Standard Protocols

Standards are an important part of the Trinsic product stack. Our vision is that people everywhere will have a digital identity that’s as legitimate as their real-world identity. In the real world, standards are a crucial part of identity. Why do you think that driver’s licenses from different states contain the same information? Or transcripts from different universities look the same? It’s because they’re based on standards that enable any party to trust it.

Standards make the world go round

Not to mention that open standards make good business. The ICP/IP protocol the internet runs on is an open standard that beat out the proprietary Microsoft protocols. HTTP is another standard – any browser can visit any website because of it.
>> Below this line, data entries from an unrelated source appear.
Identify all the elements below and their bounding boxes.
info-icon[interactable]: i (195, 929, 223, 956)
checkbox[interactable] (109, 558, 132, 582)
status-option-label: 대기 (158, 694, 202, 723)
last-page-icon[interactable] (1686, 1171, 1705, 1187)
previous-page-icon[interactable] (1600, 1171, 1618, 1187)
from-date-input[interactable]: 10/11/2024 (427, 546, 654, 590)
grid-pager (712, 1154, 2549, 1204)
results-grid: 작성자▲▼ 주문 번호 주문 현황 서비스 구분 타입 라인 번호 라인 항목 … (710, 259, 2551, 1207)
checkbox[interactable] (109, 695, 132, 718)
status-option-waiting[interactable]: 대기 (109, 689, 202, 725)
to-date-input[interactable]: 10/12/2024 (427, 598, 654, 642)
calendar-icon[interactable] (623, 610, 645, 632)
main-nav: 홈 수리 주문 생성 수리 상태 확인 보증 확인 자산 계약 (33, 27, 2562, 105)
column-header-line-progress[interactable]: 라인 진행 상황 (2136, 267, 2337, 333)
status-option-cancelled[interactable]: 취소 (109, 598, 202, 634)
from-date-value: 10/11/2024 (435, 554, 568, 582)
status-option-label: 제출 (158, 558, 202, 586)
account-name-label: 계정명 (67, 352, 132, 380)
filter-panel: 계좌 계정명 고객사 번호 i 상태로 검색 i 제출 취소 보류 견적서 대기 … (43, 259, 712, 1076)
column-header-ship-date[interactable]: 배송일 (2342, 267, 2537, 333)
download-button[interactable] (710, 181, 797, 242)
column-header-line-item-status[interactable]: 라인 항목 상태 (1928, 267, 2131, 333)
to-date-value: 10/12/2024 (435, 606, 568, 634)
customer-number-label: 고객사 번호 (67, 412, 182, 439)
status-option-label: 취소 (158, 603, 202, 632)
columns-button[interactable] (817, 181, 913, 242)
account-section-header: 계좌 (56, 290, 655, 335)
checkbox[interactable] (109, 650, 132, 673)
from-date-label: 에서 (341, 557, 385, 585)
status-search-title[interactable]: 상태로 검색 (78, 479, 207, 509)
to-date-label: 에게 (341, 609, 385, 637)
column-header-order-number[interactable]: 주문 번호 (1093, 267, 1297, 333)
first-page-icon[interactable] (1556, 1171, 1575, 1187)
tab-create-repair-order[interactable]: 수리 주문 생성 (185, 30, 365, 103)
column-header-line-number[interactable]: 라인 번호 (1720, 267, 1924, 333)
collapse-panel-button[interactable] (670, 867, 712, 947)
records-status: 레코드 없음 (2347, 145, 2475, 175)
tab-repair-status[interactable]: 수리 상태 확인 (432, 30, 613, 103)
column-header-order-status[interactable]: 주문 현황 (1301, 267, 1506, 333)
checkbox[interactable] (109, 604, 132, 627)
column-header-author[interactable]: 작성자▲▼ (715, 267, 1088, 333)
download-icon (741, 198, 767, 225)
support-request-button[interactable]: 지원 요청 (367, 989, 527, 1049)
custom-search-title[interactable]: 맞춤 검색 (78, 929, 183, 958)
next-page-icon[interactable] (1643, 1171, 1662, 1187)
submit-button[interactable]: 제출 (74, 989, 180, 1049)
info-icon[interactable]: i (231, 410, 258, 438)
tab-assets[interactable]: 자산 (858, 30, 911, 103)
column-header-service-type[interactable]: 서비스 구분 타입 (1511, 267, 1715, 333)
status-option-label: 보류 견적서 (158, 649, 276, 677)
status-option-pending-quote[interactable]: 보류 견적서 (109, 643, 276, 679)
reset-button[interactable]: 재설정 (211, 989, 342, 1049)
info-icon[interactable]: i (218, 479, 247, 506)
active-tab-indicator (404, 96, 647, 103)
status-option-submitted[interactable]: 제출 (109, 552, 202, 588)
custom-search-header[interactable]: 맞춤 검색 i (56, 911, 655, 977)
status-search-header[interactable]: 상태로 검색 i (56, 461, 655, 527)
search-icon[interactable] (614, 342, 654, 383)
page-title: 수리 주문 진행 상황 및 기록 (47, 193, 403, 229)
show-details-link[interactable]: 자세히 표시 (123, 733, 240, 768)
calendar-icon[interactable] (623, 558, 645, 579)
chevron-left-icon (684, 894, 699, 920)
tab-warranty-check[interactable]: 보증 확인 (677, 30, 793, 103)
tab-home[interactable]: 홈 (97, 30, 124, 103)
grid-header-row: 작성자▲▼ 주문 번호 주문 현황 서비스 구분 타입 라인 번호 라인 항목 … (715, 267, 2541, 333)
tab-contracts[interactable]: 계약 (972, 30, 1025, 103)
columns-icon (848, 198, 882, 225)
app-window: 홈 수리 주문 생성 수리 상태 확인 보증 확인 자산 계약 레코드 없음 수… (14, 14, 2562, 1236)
Bluetooth is another standard – any headphones can connect to any phone, which makes both the headphones and the phone more valuable as a result.

Standards enable us to interoperate with the community. If our competitors sell into the State of California to issue driver’s licenses, any of our partners can accept those licenses. What’s good for one competitor is good for the others.

Avoid vendor lock-in

Standards also enable us to avoid vendor lock-in. The State of California probably doesn’t want to force all its constituents to download a specific company’s app, it will want its citizens to have the freedom to choose from a variety of apps. It may help to imagine if the whole internet was run by Microsoft… and you had to have a Microsoft device in order to access government services. That wouldn’t fly, because at that point Microsoft would be a monopoly.

There are two kinds of standards that we are keenly interested in implementing to enable interoperability and avoid vendor lock-in: data model standards and protocol standards.

Data model standards

Computers are very precise, so it’s important they have a model for how data is structured. For an oversimplified example, if you had a database that stores data like this:

{name: “John Smith”, email: “[email protected]”, dob: “01/01/91”}

Then you will run in to problems if you try to insert the following into the database:

{e-mail: "[email protected]", date_of_birth: "01/01/1991", f_name: "John", zodiac: "aries"}

If you needed to share user databases with other people in an industry, you’d form a standards body (like the W3C or IEEE, etc.) to agree on what data will be collected, what order it appears in, how it’s spelled, punctuation, etc. The more specific the use case, the easier it is to standardize.

There are two fundamentally important standards that we use, both developed at the W3C:

  • Decentralized identifiers (DIDs): DIDs are the identifiers used in SSI. They don’t store any data. Think of them as a username, or a phone number, or an IP address, or any other identifier – except they don’t need a central registry to authorize them. In SSI, every person has a new DID for each relationship they have. And the issuers of credentials have a public DID with a reputation so verifiers can trust it.
  • Verifiable credentials (VCs): This is data that an issuer attests about you and signs with their DID. This same thing happens with the DMV in real life – they issue you a credential that others can verify is legit. Only now, there’s a digital version in addition to the plastic. VCs answer the question “says who?”.

Protocol standards

Once we’re using the same data model, we must figure out how to communicate. Theoretically, anyone could export their VCs out of their wallet, download them onto a thumb drive, and upload them into someone else's wallet (if it supports the VC data model) for verification. But clearly, using common protocols is better than that.

DID Communications (DIDComms)

DIDComm is an important standard protocol that lets a DID have secure communications with another DID. DIDComm started in Aries and recently moved to DIF.

Aries RFCs

The .NET implementation is a collection of implemented standards based on the Hyperledger Aries RFCs (Request for Comment) documents. This is a project that is meant to make apps and clients that can interact with a variety of distributed ledgers. All of the protocol specifications can be found in the aries-rfcs repo.

A protocol is a step-by-step process to accomplish a task. If it’s not followed exactly correctly by either side, the process will fail. For example, consider a university issuing a student ID to someone.

  1. School sends a credential offer to student
  2. Student responds with a credential request to the school to accept the credential
  3. School sends a issue credential to the student, which includes the credential

Note that people can decide which of these standards to follow and which to ignore. Trinsic and others don’t have to implement every Aries RFC. But if we implement a feature that can be done in a way that follows an RFC, we should follow the RFC to do so so that it’s interoperable with other implementations.